Unternehmen sollten umgehend Sicherheits-Patches installieren, die Benutzer über phishing aufklären, eine mehrstufige Authentifizierung durchsetzen und den Netzwerkverkehr und die Benutzeraktivitäten genau überwachen.

‍

Nutzt MuddyWater Schwachstellen aus?

Ja, sie nutzen Schwachstellen wie CVE-2020-0688 (Microsoft Exchange), CVE-2017-0199 (Office) und CVE-2020-1472 (Netlogon) aus.

Hat MuddyWater eine globale Reichweite?

Ja, MuddyWater ist zwar in erster Linie im Nahen Osten und in Asien tätig, zielt aber auf Unternehmen in der ganzen Welt, einschließlich Nordamerika und Europa.

Wie kann ein Unternehmen die Seitwärtsbewegung von MuddyWater erkennen?

Unternehmen können durch den Einsatz fortschrittlicher Network Detection and Response (NDR)-Lösungen wie Vectra AI die mit MuddyWater verbundenen Seitwärtsbewegungen effektiv erkennen.
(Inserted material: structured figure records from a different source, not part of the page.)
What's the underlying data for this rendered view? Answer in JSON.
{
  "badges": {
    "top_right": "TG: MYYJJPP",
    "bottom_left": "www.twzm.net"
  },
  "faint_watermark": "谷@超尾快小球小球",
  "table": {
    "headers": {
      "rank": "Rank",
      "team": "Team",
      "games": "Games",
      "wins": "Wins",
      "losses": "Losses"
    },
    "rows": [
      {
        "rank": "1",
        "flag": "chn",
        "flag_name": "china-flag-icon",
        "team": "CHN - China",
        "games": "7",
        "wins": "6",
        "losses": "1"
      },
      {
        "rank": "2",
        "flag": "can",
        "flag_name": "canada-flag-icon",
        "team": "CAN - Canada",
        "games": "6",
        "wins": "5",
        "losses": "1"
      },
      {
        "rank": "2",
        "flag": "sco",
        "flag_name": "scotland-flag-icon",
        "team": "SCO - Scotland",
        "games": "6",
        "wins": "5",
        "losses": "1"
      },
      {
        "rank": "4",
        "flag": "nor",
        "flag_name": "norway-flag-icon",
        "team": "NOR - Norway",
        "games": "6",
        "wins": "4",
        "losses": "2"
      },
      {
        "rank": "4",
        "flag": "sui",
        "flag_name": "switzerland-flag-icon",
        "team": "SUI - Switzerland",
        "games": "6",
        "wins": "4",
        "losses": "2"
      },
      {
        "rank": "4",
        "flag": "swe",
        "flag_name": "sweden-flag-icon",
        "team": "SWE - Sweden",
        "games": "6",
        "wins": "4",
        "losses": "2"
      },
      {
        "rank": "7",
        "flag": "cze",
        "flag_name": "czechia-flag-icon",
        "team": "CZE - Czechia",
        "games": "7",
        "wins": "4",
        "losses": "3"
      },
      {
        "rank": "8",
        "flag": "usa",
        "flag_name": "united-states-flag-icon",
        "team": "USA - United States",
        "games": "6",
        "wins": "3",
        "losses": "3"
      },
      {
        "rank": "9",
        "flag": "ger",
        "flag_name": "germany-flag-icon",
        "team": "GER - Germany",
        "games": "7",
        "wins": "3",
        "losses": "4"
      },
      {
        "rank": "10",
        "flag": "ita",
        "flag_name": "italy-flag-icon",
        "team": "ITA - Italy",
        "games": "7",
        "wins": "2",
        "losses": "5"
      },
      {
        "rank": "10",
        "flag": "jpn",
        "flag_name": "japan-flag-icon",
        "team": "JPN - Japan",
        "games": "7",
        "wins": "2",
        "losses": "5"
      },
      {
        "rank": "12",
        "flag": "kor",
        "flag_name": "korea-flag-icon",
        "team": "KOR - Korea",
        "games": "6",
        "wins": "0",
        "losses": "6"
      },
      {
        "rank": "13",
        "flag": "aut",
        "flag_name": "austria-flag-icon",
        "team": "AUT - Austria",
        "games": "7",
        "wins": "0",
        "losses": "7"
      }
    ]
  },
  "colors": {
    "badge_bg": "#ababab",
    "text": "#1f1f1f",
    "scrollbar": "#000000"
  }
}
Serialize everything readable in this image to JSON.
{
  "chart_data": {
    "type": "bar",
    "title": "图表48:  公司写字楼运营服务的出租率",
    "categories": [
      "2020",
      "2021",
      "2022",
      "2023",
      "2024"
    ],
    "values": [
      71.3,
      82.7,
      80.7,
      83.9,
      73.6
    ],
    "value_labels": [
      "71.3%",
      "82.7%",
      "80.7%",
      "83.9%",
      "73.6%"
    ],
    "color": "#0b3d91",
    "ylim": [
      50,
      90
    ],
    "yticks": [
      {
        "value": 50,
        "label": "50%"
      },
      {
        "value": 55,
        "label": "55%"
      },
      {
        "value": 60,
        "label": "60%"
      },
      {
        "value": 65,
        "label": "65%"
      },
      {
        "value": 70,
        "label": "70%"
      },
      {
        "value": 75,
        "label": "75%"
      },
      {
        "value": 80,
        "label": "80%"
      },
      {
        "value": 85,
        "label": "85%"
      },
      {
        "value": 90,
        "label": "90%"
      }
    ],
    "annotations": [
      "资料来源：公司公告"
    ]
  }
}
Vectra AI. Vectra AI nutzt künstliche Intelligenz und Algorithmen des maschinellen Lernens, um den Netzwerkverkehr kontinuierlich zu überwachen und anormale Verhaltensweisen wie die unerlaubte Nutzung von Fernzugriffstools, verdächtige interne Verbindungen und unerwartete Muster bei der Nutzung von Anmeldeinformationen schnell zu erkennen. Durch die Bereitstellung von Echtzeit-Transparenz und priorisierten Bedrohungswarnungen versetzt Vectra AI AI Sicherheitsteams in die Lage, Bedrohungen durch MuddyWater schnell zu erkennen und einzudämmen, bevor größerer Schaden entsteht.

MuddyWater

Der Ursprung von MuddyWater

Zielländer

Zielgerichtete Industrien

Energy and Utilities

Financial Services and Banking

Pharmaceuticals and Medical Devices

Real Estate

Federal

Healthcare

Bekannte Opfer

MuddyWater's Angriffsmethode

Von MuddyWater verwendete TTPs

Wie man mit Vectra AI AI Schlammwasser erkennt

External Remote Access

Hidden DNS Tunnel

Suspicious Remote Execution

Ist Ihr Unternehmen vor den Angriffen von MuddyWater sicher?

Häufig gestellte Fragen

Wer steckt hinter MuddyWater?

Was sind die wichtigsten Angriffsvektoren von MuddyWater?

Wie entgeht MuddyWater der Verteidigung?

Welche malware sind mit MuddyWater verbunden?

Auf welche Branchen ist MuddyWater ausgerichtet?

Welche Tools können die Aktivitäten von MuddyWater aufdecken?

Was können Unternehmen tun, um sich gegen MuddyWater-Angriffe zu schützen?

Nutzt MuddyWater Schwachstellen aus?

Hat MuddyWater eine globale Reichweite?

Wie kann ein Unternehmen die Seitwärtsbewegung von MuddyWater erkennen?